Google Cloud has arrived at your event Cloud Data Summit with several novelties. Among them, the test version of a new data lake storage engine, BigLakereleased as part of Google Cloud’s plans to remove all kinds of data-related boundaries, as well as remove barriers between data lakes and data warehouses, and to make it easier to analyze the data they house.
BigLake is designed to provide a unified interface to any storage layer, including the data lake and data warehouse, regardless of format. It has been developed with the intention of bringing together Google’s experience with running and managing its BigQuery data warehouse and extending it to Google Cloud Storage data lakes. Thus, it intends to combine the best of data lakes and data warehouses in a single service, which manages to abstract from the underlying formats and storage systems.
Additionally, data can be stored in BigQuery or in AWS3 or Azure Data Lake Storage Gen2. Through BigLake, developers gain access to a uniform storage engine, and the ability to query the underlying data storage services through a single system. And without the need to move or duplicate data.
Using policy tags, BigLake allows administrators to configure their security policies at the table, row, and column levels. This includes data stored in Google Cloud, as well as the two supported third-party systems. In parallel, Google’s analytics service, BigQuery Omni, is responsible for activating security controls, which ensure that only the appropriate data flows to tools such as Spark, Presto or TensorFlow. In addition, the service also integrates with Google Dataplex to offer additional data management features.
BigLake will also offer strongly differentiated access controls, and its API will come to Google Cloud. in addition to working with Apache Parquet file formats and open source processing engines, such as Apache Spark or Beam, as well as Delta or Iceberg table formats.
In addition to BigLake, Google has also confirmed that its globally distributed Spanner SQL database will soon have a new feature: change streams. With it, users will be able to track changes to a database in real time. Whether it’s inserts, updates or data deletion.

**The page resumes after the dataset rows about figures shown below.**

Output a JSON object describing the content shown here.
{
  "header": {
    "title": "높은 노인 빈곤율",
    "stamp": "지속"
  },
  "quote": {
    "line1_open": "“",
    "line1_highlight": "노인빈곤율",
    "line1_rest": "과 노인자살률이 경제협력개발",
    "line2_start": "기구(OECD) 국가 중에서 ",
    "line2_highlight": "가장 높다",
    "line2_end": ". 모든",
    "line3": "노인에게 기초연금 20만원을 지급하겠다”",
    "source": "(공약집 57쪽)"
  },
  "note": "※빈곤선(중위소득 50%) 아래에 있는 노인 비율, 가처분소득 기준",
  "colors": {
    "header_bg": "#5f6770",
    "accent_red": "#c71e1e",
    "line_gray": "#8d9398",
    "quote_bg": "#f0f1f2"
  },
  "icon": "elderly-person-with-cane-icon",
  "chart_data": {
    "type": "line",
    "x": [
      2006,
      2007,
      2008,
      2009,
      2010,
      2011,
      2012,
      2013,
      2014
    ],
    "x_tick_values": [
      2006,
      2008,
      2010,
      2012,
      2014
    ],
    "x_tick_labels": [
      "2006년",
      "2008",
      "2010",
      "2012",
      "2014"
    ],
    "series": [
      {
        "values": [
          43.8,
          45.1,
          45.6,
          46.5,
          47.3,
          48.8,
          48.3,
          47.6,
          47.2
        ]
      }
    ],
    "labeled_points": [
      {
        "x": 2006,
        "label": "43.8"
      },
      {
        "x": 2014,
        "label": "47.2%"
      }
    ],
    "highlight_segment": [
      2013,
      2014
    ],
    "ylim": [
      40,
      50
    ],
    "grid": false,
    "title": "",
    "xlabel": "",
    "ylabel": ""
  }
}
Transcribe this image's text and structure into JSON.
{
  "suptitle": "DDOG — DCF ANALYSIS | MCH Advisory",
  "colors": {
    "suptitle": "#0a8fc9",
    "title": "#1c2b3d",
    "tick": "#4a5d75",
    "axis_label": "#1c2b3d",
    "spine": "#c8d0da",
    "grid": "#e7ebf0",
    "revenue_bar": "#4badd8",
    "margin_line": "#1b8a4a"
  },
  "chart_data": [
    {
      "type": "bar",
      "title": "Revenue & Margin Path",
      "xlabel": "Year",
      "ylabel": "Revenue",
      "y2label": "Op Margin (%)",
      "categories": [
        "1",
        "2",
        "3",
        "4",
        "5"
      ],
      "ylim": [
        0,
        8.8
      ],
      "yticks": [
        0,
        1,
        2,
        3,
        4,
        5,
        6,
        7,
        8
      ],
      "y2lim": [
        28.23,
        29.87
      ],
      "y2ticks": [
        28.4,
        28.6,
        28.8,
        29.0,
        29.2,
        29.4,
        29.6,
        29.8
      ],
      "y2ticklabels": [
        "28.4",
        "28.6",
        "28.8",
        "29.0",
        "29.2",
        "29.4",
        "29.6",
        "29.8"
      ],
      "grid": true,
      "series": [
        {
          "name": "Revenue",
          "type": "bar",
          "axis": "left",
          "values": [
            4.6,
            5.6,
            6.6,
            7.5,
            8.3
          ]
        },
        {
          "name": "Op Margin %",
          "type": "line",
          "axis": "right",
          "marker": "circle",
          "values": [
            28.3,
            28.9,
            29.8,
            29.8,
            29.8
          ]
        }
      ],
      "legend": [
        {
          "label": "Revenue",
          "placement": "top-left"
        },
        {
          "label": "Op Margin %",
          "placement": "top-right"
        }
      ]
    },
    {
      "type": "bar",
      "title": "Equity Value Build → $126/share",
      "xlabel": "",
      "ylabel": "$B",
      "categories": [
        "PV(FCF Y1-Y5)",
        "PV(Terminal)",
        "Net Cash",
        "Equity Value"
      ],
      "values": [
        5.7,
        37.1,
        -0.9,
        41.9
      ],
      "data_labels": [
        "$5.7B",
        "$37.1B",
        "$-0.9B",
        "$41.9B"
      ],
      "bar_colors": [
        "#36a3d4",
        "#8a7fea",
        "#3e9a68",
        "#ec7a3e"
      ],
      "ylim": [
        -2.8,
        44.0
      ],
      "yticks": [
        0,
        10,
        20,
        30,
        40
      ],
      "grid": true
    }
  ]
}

Google Cloud has also announced that its data science project lifecycle management tool, Vertex AI Workbenchhas already finished its testing phase and its final version is now available. Connected Sheets for Looker is now available as well, as well as the ability to access Looker data models in your Data Studio BI tool.
In addition to several new features related to Google Cloud, Google has also announced the creation of the Data Cloud Alliancean alliance that the company is part of along with companies such as Confluentes, Databricks, Dataiku, Deloitte, Elastic, Fivetran, MongoDB, Neo4j, Redis and Starburst.
Alliance members will provide infrastructure, APIs and integration support to ensure data accessibility and portability across multiple platforms and products, and across multiple environments. They will also collaborate on new data models, processes and platform integrations common to the industry. All to improve data portability.